Cooper takes issue with SIC’s planned maintenance programme

More discussion should take place before projects find their way onto the council’s capital programme, according to Shetland North councillor Alastair Cooper.

SIC Councillor Alastair Cooper pic 2
Alastair Cooper wants more discussion about which projects make the SIC’s list.

Speaking at the full council meeting on Wednesday, Mr Cooper said that some of the projects – there were 51 jobs on the list presented to councillors – were not necessarily what communities wanted. Some work could be done at a later date, such as cathodic protection of piers, and only projects that were essential should go ahead.

He said there needed to be “strategic discussion about what’s in and what’s out”, as the programme as it stood reflected the “ambition of committees”. If he wanted, for example, Toft pier to be on the list, something would have to be taken out.

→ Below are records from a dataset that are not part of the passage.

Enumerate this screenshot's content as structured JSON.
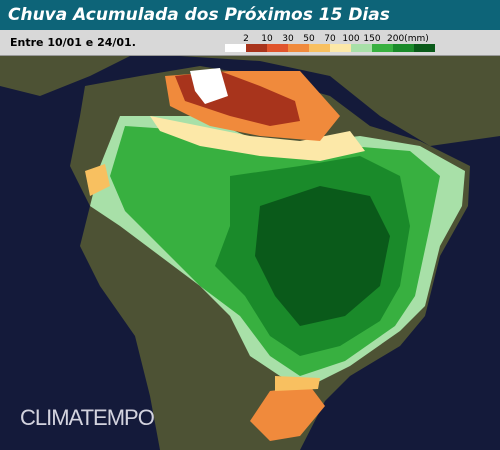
{
  "header": {
    "title": "Chuva Acumulada dos Próximos 15 Dias",
    "period": "Entre 10/01 e 24/01."
  },
  "legend": {
    "labels": [
      "2",
      "10",
      "30",
      "50",
      "70",
      "100",
      "150",
      "200(mm)"
    ],
    "colors": [
      "#ffffff",
      "#a8341c",
      "#e0542c",
      "#f08a3c",
      "#f8c060",
      "#fce8a8",
      "#a8e0a8",
      "#38b040",
      "#1a8a2a",
      "#0a5a1a"
    ]
  },
  "watermark": "CLIMATEMPO"
}
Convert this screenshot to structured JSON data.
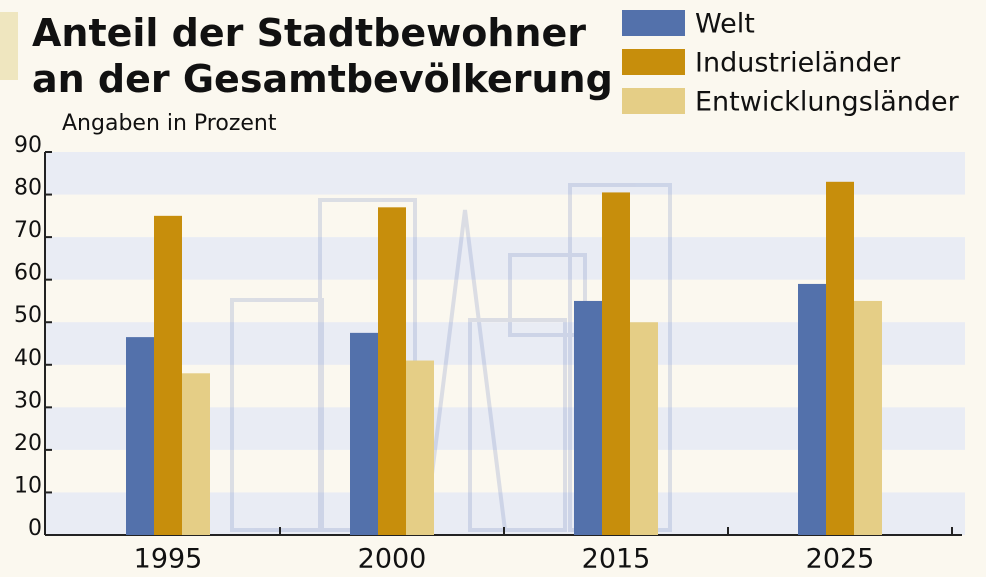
{
  "chart_data": {
    "type": "bar",
    "title": "Anteil der Stadtbewohner",
    "title_line2": "an der Gesamtbevölkerung",
    "subtitle": "Angaben in Prozent",
    "categories": [
      "1995",
      "2000",
      "2015",
      "2025"
    ],
    "series": [
      {
        "name": "Welt",
        "color": "#5371ab",
        "values": [
          46.5,
          47.5,
          55,
          59
        ]
      },
      {
        "name": "Industrieländer",
        "color": "#c78e0c",
        "values": [
          75,
          77,
          80.5,
          83
        ]
      },
      {
        "name": "Entwicklungsländer",
        "color": "#e5ce86",
        "values": [
          38,
          41,
          50,
          55
        ]
      }
    ],
    "ylim": [
      0,
      90
    ],
    "yticks": [
      0,
      10,
      20,
      30,
      40,
      50,
      60,
      70,
      80,
      90
    ],
    "grid": "bands"
  }
}
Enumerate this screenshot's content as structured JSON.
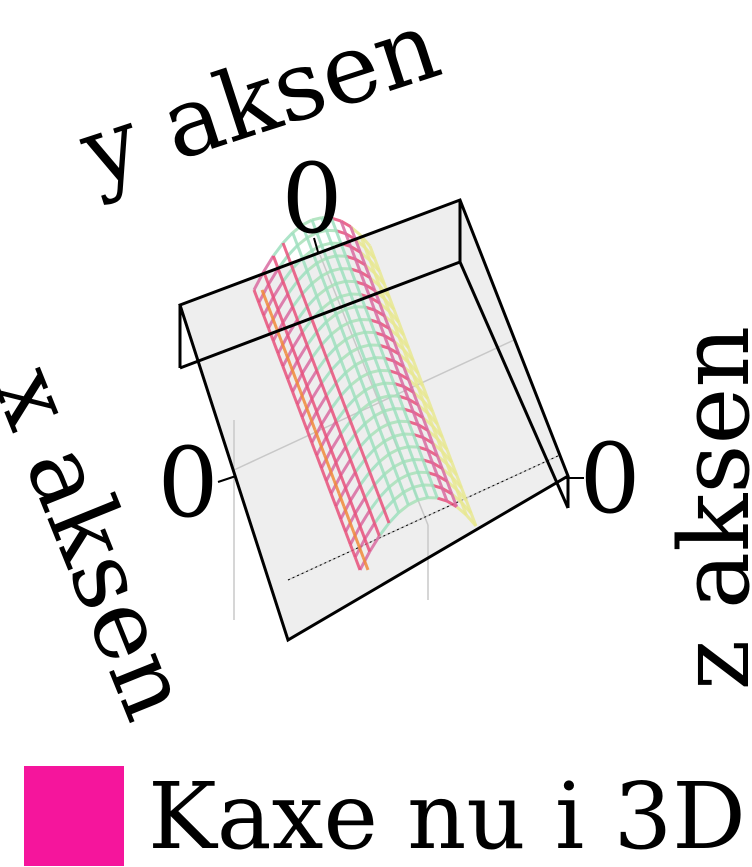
{
  "chart_data": {
    "type": "surface",
    "title": "",
    "xlabel": "x aksen",
    "ylabel": "y aksen",
    "zlabel": "z aksen",
    "ticks": {
      "x": [
        "0"
      ],
      "y": [
        "0"
      ],
      "z": [
        "0"
      ]
    },
    "grid": true,
    "legend": {
      "position": "bottom",
      "entries": [
        {
          "label": "Kaxe nu i 3D",
          "color": "#f5159c"
        }
      ]
    },
    "series": [
      {
        "name": "Kaxe nu i 3D",
        "surface": "ridge"
      }
    ],
    "colors": {
      "accent": "#f5159c",
      "surface_palette": [
        "#e8e890",
        "#a8e0b8",
        "#9edfbe",
        "#e8507a",
        "#d86aa0",
        "#f08a3a"
      ],
      "pane": "#eeeeee",
      "grid": "#c8c8c8"
    }
  }
}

Council leader Gary Robinson said the 51 projects were only listed for approval in principle, and were subject to funding. They would be prioritised over a five year period, and to a large extent were about maintenance – the council had assets worth £400 million to maintain.

The 51 projects, comprising anything from replacement of photocopiers to roadworks and street lighting, had all been considered by the council’s corporate management team based on “service need case” reports. Of these, 19 were already provisionally in the asset investment plan 2015-20, with the remaining 32 being new schemes.

Mr Robinson moved that all the 51 projects should be scheduled into any future asset investment plan, subject to funding. In total these projects would cost the council just under £42 million over five years.

However, Mr Cooper put forward an amendment that more discussion should take place, and won the vote with 16 supporting him, against four for Mr Robinson.

SIC political leader Gary Robinson was happy with the reduced draw on reserves.
SIC political leader Gary Robinson insists the capital programme does not exclude additional projects.

Mr Robinson said: “There is nothing in the amendment not covered in this report. It would be foolish to think we can ignore maintenance – [the list] does not exclude other projects.”

Councillor Michael Stout queried why 25 per cent of the projects seeking approval were retrospective.

Approval was given for three specific projects, one of which, at Leaside in Firth, was a retrospective application to convert two semi-detached houses at 24 and 25 Leaside into four flats. Funding of £100,000 had already been budgeted for.

The other schemes were at Scalloway Fishmarket, where the refrigeration and doors maintenance works were essential to keep the place operational (funded from £180,000 income from the accommodation barge and vessel in Scalloway Harbour), and the Walls pier crane, which urgently needs to be replaced.

These projects would start immediately.